While I am completely aware that grief affects each and everyone differently, I’m pretty much wishing I were a little more over it by now. I mean, I felt pretty hideous for the first couple of days and now I’m not hugely better BUT I WANT TO BE.
I want the nightmares to stop (I’m fairly prone to nightmares during times of intense stress), I wish I could feel like I had a handle on my life and responsibilities and start fucking functioning again. I HAD MY HUSBAND TAKE THE REST OF THE WEEK OFF WORK (like he’s actually not working or something. Ha-ha-ha) TO HELP ME OUT, HOW PATHETIC IS THAT?
And I really want to be certain that I’m not one of those hysterical people who troll the planet looking for things to be sad about and making it.all.about.them! I’ve never been that person before, and as self-centered as I can be (dude, I have a blog that I write about such meaningful topics as “toilet paper and how it changed my life” and “my kid is weird looking but that’s okay”. How more self-centered can one POSSIBLY be?), I’m not even close to pretending that I am grieving any more or any less than anyone else shocked by this loss.
I guess that I’m just hoping that the funeral will bring some closure and maybe, just maybe, stop the damn nightmares. I hate nightmares (I’ll spare you a boring recount of them, which would be interesting to absolutely no one.).

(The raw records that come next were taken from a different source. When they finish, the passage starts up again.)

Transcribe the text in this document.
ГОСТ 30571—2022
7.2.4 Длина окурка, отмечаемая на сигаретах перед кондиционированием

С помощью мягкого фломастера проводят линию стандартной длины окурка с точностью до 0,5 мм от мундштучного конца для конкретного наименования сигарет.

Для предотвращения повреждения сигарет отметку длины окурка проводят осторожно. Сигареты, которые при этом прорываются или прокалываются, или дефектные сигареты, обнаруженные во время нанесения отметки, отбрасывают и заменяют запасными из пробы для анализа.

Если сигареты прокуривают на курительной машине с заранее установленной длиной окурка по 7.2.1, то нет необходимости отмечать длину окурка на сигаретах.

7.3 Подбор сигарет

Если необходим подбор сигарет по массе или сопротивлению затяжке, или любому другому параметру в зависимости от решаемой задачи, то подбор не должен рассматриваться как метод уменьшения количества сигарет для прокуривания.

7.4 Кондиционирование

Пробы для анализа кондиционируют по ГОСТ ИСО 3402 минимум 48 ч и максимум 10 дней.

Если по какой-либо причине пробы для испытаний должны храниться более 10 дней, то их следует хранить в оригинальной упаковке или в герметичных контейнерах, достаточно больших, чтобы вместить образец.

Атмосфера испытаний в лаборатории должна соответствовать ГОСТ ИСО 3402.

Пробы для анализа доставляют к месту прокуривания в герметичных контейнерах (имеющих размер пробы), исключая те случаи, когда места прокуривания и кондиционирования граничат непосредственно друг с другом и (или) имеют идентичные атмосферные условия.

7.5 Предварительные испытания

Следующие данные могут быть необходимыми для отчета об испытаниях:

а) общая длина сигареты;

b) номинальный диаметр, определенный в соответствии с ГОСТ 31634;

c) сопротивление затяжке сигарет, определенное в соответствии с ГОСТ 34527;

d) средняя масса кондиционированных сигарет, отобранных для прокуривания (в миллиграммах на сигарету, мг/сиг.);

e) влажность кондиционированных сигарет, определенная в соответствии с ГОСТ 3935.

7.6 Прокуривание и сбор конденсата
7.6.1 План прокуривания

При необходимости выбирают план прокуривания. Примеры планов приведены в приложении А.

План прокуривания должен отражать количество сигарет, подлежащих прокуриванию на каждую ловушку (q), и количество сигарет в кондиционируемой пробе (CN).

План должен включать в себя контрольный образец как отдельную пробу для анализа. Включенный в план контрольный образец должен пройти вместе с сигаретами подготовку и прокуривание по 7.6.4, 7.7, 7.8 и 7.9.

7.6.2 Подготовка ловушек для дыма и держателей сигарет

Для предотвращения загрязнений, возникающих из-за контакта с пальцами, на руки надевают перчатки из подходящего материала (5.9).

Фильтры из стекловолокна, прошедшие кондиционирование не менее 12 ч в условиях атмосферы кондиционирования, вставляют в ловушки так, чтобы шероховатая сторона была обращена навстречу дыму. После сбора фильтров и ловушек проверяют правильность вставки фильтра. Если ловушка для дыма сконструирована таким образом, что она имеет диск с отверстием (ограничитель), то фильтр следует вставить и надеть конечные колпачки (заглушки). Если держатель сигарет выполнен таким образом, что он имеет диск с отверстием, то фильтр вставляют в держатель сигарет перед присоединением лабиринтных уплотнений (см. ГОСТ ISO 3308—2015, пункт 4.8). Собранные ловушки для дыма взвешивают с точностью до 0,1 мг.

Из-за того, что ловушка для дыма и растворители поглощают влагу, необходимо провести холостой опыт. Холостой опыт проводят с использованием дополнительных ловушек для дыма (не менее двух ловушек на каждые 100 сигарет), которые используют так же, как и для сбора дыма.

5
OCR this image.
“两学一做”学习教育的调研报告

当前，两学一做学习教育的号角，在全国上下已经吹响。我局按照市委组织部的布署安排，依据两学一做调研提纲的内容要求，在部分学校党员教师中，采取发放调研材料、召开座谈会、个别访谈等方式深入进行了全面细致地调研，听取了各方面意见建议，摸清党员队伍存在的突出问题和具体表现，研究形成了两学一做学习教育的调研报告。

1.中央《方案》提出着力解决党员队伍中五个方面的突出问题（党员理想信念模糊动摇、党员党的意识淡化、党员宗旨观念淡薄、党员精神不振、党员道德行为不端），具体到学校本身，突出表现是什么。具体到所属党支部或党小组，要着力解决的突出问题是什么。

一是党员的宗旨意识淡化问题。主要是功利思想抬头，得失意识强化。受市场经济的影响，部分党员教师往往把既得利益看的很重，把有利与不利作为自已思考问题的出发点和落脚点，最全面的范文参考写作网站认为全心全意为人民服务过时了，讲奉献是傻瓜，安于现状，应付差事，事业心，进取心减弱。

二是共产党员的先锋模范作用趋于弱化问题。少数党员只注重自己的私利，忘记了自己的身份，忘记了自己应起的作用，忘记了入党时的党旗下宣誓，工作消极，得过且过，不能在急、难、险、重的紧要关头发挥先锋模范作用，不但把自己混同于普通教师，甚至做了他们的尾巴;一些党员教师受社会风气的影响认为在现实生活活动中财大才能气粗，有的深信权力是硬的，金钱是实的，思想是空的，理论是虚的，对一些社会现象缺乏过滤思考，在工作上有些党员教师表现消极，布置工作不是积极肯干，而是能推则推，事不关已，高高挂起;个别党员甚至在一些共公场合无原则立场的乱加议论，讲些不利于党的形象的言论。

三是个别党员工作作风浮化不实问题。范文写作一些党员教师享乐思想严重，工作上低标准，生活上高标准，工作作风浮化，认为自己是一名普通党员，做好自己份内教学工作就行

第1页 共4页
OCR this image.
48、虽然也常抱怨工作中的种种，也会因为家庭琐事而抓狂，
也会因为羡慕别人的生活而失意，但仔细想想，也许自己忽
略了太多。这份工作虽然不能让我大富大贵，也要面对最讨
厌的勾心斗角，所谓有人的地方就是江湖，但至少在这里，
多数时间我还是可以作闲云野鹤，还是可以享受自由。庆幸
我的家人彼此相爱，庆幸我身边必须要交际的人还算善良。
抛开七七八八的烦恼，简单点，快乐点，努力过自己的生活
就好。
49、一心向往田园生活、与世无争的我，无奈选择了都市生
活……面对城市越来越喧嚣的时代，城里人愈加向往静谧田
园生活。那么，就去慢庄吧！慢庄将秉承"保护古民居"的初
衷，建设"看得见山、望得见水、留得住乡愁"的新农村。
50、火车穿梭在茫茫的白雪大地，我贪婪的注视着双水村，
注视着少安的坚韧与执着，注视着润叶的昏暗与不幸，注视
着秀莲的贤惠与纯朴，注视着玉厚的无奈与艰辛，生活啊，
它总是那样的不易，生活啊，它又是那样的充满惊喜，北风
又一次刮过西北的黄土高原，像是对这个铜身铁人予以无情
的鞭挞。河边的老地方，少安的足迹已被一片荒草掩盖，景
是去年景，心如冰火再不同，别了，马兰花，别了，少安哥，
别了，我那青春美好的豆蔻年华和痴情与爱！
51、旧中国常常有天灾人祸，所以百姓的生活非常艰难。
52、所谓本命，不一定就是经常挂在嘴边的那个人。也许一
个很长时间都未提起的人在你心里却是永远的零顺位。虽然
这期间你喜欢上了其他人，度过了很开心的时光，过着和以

I pretty much suck at emotions in general, and feel only a couple specific ones: Give Me A Fucking Cheeseburger, Angry, and I Need a Goddamned Nap, and emotional situations always make me afraid that I’ll say the wrong thing and make everyone feel worse. This is why I am funny. It’s hard to make someone cry when you’re trying to make them laugh (although you can be certain that I have probably done this), and laughter is something I can handle. Crying, not so much.
I wanted to thank everyone who has supported me since this whole damned ordeal started. Your comments honestly meant the world to me, and it’s great to know that her memory will be perpetuated (however small it may be) by people who she didn’t even know. Thank you also to my lurkers, who pulled the cloak from their face and showed me that even if they think I’m an idiot (they have every right to think this), they care too.
Steph was a neat person, and I just know that you all would have liked her tremendously. She was just that kind of person, you know, the kind you like immediately and unapologetically.
In an effort to distract his mother from her grieving process, Alex has mastered something I hadn’t even thought possible.
Now, after having an overarchingly non-verbal child as my first, this whole babbling and talking this has thrown me through a loop. Ben grunted, Alex succinctly demands.
After blowing his brother’s verbal prowess out of the water, he has picked up a brand new habit, one which terrifies me and sends shivers down my spine:
He mimics our voices and statements.
No sooner have I let the dog out to make some yellow snow, when Alex begins to bellow “Caaasssshhhh”over and over again until the dog has come back in. (Yes, my dog’s name is Cash. No, I don’t mean as in Cash Money. Yes, he was named this to prevent me from loudly petitioning to name our youngest “Cash.” Can we all agree that I have terrible taste? Okay, good.)
Later, I will go to the top of the basement stairs and sweetly call “Dave” should I need my husband for something. As soon as I do this, my parrot for a son begins yelling (not so sweetly) “Daaavvvveee” Daaaavvvvveee” over and over until his father comes into his line of sight.
While this is completely adorable, it means precisely one thing, one harsh thing: I am going to have to stop referring to my husband as “Motherfucker” in Alex’s presence.